To our knowledge, this is the only study that compares the sucrosomial oral iron with intravenous sucrose iron in patients who underwent bariatric surgery. Nevertheless, our study has limitations, such as being an open, non-randomized study, comparing an intravenous therapy with an oral iron supplement. The absence of randomization is justified by the relatively small size of the sample and the need for the two groups to be well matched by age, the % EWL, time after the surgery, and previous Hb levels.

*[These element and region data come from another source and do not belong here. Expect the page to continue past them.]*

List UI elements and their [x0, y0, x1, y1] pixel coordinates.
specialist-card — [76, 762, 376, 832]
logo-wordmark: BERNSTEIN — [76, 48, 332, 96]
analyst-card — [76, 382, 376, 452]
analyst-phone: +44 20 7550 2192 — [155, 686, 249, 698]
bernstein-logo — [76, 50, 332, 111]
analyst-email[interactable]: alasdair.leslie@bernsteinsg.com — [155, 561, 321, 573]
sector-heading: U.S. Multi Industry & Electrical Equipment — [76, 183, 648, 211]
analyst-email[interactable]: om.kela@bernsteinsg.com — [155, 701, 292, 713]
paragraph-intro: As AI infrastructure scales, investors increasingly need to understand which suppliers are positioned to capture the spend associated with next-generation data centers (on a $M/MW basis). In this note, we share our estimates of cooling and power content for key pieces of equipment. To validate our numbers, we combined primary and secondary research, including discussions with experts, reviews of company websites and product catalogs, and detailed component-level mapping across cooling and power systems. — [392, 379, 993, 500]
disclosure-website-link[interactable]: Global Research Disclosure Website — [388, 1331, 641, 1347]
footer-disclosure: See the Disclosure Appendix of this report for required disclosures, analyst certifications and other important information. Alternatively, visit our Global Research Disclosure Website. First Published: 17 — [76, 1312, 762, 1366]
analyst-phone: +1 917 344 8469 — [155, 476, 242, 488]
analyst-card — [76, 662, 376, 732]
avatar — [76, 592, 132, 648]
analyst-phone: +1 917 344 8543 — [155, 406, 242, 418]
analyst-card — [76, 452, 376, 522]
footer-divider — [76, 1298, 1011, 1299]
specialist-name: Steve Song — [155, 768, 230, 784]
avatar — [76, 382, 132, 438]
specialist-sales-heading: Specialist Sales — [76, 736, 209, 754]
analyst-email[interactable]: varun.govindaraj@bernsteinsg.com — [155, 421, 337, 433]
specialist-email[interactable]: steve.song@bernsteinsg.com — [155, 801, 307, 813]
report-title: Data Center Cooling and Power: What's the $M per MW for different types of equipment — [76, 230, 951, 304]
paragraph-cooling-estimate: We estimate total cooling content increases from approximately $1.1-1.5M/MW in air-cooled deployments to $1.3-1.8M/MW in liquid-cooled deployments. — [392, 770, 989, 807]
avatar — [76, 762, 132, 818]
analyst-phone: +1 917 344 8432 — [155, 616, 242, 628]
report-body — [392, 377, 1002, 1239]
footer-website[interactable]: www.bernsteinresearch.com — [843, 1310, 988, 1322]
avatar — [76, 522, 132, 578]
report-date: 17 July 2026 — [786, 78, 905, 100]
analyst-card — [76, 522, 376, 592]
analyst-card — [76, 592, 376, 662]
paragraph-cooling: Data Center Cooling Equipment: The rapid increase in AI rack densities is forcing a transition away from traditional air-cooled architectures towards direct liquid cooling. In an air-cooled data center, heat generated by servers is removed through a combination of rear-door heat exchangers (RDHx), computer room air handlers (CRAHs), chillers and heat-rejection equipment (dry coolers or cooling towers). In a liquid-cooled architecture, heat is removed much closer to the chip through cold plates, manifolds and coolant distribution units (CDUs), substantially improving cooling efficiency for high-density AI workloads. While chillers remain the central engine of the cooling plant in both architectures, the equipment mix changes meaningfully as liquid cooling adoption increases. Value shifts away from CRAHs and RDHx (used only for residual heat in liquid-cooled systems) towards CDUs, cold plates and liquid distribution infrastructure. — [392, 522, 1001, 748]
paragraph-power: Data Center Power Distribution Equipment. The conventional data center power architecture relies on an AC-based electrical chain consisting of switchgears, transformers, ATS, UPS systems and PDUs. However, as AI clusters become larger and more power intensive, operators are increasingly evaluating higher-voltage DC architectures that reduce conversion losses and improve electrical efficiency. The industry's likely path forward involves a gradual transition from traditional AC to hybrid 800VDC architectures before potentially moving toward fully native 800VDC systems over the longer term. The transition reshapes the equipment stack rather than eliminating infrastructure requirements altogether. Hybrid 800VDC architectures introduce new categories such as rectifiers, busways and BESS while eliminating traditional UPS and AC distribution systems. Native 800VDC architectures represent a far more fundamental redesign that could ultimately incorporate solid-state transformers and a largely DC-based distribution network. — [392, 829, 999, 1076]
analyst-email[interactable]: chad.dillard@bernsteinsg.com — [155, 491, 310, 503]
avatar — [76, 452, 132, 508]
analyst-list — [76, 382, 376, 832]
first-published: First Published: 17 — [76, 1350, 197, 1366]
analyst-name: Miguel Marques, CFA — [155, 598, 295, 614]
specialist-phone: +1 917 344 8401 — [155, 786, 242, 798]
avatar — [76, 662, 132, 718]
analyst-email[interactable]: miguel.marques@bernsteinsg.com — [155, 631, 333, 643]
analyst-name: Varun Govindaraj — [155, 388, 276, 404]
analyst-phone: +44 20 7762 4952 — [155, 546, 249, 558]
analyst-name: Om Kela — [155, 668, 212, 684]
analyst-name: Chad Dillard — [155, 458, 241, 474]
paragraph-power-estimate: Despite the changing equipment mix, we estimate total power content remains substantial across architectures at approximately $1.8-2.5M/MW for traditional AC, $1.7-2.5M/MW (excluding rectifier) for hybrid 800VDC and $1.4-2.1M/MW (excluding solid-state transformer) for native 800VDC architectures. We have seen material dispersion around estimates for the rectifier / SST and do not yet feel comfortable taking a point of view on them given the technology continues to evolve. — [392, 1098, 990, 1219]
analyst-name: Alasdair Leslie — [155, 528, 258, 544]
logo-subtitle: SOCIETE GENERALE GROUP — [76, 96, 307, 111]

In conclusion, this is a pilot study in which we provide for the first time the usefulness of sucrosomial oral iron supplementation as alternative to iron intravenous administration after bariatric surgery. Our results pave the way to future studies with a larger cohort of patients and with a more prolonged follow-up. In addition, the positive outcomes might serve to design new projects addressed to analyze the pharmacodynamics and pharmacokinetics of sucrosomial oral iron in patients underwent bariatric surgery.
Conflict of interestThe authors declare no conflicts of interest.